Performance Data Processing Option

Format:

process_performance_data=<0/1>

Example:

process_performance_data=1

This value determines whether or not Shinken will process host and service check performance data.

  • 0 = Don’t process performance data
  • 1 = Process performance data (default)

If you want to use tools like PNP, NagiosGrapher or Graphite set it to 1.

Host/Service Performance Data Processing Command

Format:

host_perfdata_command=<command>
service_perfdata_command=<command>

Example:

host_perfdata_command=process-host-perfdata
services_perfdata_command=process-service-perfdata

This option allows you to specify a command to be run after every host/service check to process host/service performance data that may be returned from the check. The command argument is the short name of a command definition that you define in your object configuration file. This command is only executed if the Performance Data Processing Option option is enabled globally and if the “process_perf_data” directive in the host definition is enabled.

Host/Service Performance Data File

Format:

host_perfdata_file=<file_name>
service_perfdata_file=<file_name>

Example:

host_perfdata_file=/usr/local/shinken/var/host-perfdata.dat
service_perfdata_file=/usr/local/shinken/var/service-perfdata.dat

This option allows you to specify a file to which host/service performance data will be written after every host check. Data will be written to the performance file as specified by the Host Performance Data File Template option or the service one. Performance data is only written to this file if the Performance Data Processing Option option is enabled globally and if the “process_perf_data” directive in the host definition is enabled.

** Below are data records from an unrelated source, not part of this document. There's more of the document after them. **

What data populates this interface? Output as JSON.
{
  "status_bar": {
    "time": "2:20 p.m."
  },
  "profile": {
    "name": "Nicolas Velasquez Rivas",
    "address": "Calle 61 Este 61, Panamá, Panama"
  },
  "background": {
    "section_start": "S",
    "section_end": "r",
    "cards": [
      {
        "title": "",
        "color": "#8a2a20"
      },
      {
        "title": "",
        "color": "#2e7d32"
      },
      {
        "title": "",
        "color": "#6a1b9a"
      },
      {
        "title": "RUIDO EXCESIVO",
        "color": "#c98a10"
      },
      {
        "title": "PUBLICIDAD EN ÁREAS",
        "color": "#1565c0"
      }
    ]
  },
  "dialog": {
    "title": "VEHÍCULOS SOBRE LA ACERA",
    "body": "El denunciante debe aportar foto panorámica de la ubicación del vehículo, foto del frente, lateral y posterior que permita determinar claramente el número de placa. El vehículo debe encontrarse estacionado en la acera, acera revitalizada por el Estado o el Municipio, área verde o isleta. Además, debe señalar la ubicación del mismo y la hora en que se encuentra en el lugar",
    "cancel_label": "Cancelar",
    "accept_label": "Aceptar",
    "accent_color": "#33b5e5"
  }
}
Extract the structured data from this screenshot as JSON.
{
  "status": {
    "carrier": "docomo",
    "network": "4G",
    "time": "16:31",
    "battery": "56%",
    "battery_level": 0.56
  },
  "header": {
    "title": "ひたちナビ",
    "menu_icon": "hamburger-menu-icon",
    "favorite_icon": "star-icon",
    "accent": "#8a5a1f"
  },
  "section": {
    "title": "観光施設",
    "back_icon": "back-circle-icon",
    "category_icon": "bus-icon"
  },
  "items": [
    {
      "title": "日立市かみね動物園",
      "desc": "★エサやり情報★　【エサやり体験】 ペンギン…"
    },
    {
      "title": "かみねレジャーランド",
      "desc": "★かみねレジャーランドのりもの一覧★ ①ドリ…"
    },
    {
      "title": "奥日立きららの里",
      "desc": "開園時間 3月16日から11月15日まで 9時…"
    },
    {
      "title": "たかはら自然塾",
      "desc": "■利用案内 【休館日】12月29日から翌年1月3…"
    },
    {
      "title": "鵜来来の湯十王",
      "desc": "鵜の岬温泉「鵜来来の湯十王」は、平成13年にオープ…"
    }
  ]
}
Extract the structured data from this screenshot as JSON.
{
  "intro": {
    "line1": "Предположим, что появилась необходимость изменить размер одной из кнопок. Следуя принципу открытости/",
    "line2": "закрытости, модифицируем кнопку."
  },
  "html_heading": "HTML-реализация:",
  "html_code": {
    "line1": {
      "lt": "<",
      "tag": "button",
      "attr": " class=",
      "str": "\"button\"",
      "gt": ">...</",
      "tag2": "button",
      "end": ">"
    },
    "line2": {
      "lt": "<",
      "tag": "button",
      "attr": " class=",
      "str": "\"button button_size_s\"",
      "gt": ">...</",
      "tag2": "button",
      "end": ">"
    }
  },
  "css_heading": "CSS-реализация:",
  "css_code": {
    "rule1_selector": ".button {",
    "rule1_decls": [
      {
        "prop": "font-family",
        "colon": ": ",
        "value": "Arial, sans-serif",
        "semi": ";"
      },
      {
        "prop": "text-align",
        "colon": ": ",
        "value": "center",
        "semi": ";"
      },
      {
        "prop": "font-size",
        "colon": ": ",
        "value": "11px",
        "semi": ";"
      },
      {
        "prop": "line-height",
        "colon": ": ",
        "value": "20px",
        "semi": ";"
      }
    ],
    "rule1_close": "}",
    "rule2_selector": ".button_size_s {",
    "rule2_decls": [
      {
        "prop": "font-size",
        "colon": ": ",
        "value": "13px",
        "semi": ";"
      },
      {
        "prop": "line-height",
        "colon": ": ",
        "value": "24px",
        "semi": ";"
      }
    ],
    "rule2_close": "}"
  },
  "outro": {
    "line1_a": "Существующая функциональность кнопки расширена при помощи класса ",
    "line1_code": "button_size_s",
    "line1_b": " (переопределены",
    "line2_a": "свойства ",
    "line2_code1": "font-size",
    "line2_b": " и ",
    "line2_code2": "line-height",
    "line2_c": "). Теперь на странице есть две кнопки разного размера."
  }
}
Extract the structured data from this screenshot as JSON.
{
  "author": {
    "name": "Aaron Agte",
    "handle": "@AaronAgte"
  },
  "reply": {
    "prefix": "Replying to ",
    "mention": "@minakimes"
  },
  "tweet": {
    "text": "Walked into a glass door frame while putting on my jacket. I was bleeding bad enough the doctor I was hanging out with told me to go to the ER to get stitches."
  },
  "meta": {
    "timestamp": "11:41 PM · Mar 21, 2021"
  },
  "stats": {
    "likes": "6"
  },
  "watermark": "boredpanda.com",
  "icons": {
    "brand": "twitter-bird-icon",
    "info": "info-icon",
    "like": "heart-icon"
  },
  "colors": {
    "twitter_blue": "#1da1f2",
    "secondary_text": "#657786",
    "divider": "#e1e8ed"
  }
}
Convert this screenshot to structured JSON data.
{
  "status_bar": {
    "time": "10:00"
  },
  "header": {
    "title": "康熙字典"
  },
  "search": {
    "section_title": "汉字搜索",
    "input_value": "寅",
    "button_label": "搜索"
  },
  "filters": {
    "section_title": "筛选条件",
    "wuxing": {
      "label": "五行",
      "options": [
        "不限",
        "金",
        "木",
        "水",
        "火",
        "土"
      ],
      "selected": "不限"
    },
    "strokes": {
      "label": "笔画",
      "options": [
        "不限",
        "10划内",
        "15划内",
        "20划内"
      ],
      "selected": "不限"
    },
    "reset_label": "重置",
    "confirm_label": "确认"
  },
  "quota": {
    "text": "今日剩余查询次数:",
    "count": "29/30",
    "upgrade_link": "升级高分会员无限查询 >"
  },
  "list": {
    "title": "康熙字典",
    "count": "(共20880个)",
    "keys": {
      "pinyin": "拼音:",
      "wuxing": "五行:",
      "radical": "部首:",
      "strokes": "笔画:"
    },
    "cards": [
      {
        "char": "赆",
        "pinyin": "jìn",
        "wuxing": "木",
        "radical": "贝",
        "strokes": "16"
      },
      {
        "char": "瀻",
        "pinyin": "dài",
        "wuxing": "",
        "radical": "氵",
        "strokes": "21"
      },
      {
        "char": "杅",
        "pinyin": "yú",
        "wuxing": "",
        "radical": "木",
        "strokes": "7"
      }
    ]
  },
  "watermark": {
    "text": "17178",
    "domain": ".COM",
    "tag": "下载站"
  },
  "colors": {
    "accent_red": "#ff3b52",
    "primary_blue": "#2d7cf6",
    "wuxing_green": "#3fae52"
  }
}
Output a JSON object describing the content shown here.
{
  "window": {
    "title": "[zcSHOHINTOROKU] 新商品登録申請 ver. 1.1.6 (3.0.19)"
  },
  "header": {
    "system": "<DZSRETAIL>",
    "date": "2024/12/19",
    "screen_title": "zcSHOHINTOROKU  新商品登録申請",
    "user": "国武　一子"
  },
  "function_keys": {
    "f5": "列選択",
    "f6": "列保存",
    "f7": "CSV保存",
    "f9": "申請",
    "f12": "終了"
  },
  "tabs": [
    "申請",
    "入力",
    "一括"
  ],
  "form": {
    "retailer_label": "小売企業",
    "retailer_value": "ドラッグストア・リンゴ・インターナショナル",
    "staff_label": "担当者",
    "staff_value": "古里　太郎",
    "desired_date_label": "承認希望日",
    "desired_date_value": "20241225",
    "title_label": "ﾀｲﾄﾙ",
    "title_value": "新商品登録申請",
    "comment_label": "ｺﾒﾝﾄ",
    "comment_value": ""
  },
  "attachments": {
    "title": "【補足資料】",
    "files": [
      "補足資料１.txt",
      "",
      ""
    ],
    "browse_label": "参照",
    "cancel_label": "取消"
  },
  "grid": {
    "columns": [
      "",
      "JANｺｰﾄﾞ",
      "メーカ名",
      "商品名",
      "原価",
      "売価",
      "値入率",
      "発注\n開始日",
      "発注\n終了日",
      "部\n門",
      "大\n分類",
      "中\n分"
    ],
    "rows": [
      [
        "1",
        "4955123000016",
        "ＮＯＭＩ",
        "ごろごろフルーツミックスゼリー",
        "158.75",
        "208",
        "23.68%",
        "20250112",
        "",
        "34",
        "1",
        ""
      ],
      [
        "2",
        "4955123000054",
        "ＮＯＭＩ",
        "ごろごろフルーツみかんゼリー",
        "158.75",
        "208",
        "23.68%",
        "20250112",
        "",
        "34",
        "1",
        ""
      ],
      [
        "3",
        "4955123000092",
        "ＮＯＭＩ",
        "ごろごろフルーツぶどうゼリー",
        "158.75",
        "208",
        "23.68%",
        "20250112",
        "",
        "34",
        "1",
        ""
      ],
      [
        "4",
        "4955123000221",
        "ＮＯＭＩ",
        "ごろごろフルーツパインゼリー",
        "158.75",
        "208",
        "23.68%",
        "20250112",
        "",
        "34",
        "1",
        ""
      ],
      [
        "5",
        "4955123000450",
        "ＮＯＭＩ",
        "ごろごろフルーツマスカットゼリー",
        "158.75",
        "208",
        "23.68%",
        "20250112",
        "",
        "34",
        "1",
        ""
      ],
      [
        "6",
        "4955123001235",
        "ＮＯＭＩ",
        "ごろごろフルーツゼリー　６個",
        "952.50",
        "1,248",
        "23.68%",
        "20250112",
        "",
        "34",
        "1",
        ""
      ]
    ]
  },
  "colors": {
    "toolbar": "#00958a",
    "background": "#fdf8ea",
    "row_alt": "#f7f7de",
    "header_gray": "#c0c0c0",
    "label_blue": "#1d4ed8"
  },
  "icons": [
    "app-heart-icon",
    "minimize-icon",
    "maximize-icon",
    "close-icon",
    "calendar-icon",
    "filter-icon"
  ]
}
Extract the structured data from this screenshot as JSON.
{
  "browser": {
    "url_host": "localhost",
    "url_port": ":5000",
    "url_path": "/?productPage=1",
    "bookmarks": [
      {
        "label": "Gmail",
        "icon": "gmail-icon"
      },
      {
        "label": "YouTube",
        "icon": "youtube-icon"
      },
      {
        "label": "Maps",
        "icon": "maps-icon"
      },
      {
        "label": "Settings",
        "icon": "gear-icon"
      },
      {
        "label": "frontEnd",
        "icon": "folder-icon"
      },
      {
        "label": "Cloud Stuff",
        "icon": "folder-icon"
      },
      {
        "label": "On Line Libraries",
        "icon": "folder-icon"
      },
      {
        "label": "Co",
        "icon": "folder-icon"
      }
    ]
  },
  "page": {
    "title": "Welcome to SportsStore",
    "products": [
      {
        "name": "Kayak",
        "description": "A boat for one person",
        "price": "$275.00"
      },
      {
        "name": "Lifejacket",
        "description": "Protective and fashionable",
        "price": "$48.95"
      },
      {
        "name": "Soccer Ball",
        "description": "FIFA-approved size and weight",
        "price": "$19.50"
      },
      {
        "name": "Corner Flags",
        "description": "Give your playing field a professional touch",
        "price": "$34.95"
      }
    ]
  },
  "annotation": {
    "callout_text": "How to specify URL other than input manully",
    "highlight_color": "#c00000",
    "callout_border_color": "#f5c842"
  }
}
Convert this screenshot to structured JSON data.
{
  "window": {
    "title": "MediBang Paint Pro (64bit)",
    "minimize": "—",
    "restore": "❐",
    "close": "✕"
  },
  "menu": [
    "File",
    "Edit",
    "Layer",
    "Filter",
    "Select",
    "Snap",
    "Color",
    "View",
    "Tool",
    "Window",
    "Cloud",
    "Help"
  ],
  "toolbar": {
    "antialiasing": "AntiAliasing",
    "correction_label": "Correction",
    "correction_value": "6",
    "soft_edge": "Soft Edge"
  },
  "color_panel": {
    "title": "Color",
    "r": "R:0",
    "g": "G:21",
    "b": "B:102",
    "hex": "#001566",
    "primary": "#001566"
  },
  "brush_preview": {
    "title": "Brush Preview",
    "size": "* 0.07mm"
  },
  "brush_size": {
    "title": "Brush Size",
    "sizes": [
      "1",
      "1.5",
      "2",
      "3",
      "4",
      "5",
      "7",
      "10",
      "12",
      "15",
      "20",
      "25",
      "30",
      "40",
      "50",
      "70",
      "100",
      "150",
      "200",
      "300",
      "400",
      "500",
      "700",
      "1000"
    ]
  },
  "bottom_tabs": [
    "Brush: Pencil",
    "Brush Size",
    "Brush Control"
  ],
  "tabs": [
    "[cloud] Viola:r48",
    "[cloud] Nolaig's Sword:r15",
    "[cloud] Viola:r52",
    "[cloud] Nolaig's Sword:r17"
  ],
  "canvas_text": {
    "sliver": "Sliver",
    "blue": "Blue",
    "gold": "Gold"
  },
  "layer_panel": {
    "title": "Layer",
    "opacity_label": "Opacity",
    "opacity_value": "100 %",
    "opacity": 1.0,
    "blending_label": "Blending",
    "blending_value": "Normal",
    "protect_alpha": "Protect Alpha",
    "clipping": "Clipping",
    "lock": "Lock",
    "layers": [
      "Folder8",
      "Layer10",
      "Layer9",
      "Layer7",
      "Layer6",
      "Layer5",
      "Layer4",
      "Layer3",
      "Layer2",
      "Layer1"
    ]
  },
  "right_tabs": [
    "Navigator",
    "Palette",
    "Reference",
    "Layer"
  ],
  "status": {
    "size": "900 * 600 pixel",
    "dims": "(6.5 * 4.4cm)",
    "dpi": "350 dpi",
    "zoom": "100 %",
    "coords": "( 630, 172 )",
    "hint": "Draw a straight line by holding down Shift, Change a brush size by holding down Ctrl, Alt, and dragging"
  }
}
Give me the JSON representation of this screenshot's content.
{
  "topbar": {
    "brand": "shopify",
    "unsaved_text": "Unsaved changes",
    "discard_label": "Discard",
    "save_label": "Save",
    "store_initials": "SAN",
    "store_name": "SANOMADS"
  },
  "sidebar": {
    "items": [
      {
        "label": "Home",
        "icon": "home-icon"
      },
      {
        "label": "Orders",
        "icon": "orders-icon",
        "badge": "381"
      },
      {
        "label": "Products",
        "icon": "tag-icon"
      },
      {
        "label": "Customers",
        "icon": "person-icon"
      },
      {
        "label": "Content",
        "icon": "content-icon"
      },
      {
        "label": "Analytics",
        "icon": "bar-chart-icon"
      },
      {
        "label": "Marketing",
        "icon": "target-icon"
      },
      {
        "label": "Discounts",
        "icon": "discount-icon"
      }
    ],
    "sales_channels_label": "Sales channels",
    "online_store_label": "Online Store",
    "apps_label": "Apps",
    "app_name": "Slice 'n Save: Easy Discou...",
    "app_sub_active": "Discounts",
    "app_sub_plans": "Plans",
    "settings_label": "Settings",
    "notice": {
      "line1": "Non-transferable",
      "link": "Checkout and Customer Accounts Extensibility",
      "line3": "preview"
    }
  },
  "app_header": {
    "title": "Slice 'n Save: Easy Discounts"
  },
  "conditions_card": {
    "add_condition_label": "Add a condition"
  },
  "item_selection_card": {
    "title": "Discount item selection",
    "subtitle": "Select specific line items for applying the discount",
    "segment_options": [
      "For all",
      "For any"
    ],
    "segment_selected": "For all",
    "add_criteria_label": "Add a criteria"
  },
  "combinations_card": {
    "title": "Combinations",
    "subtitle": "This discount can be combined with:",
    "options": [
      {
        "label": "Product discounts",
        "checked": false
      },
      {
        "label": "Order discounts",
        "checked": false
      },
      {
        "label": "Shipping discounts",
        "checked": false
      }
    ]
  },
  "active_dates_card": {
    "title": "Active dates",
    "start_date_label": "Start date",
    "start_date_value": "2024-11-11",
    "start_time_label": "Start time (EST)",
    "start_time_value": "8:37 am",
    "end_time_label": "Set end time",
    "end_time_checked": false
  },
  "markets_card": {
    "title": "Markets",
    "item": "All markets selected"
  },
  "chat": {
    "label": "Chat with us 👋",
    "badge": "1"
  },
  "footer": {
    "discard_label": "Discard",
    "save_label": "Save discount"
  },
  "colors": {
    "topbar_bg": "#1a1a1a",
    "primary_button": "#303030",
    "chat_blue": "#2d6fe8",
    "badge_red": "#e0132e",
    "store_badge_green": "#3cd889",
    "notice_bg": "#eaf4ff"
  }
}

Host Performance Data File Template

Format:

host_perfdata_file_template=<template>

Example:

host_perfdata_file_template=[HOSTPERFDATA]\t$TIMET$\t$HOSTNAME$\t$HOSTEXECUTIONTIME$\t$HOSTOUTPUT$\t$HOSTPERFDATA$

This option determines what (and how) data is written to the host performance data file. The template may contain macros, special characters (t for tab, r for carriage return, n for newline) and plain text. A newline is automatically added after each write to the performance data file.

Service Performance Data File Template

Format:

service_perfdata_file_template=<template>

Example:

service_perfdata_file_template=[SERVICEPERFDATA]\t$TIMET$\t$HOSTNAME$\t$SERVICEDESC$\t$SERVICEEXECUTIONTIME$\t$SERVICELATENCY$\t$SERVICEOUTPUT$\t$SERVICEPERFDATA$

This option determines what (and how) data is written to the service performance data file. The template may contain macros, special characters (t for tab, r for carriage return, n for newline) and plain text. A newline is automatically added after each write to the performance data file.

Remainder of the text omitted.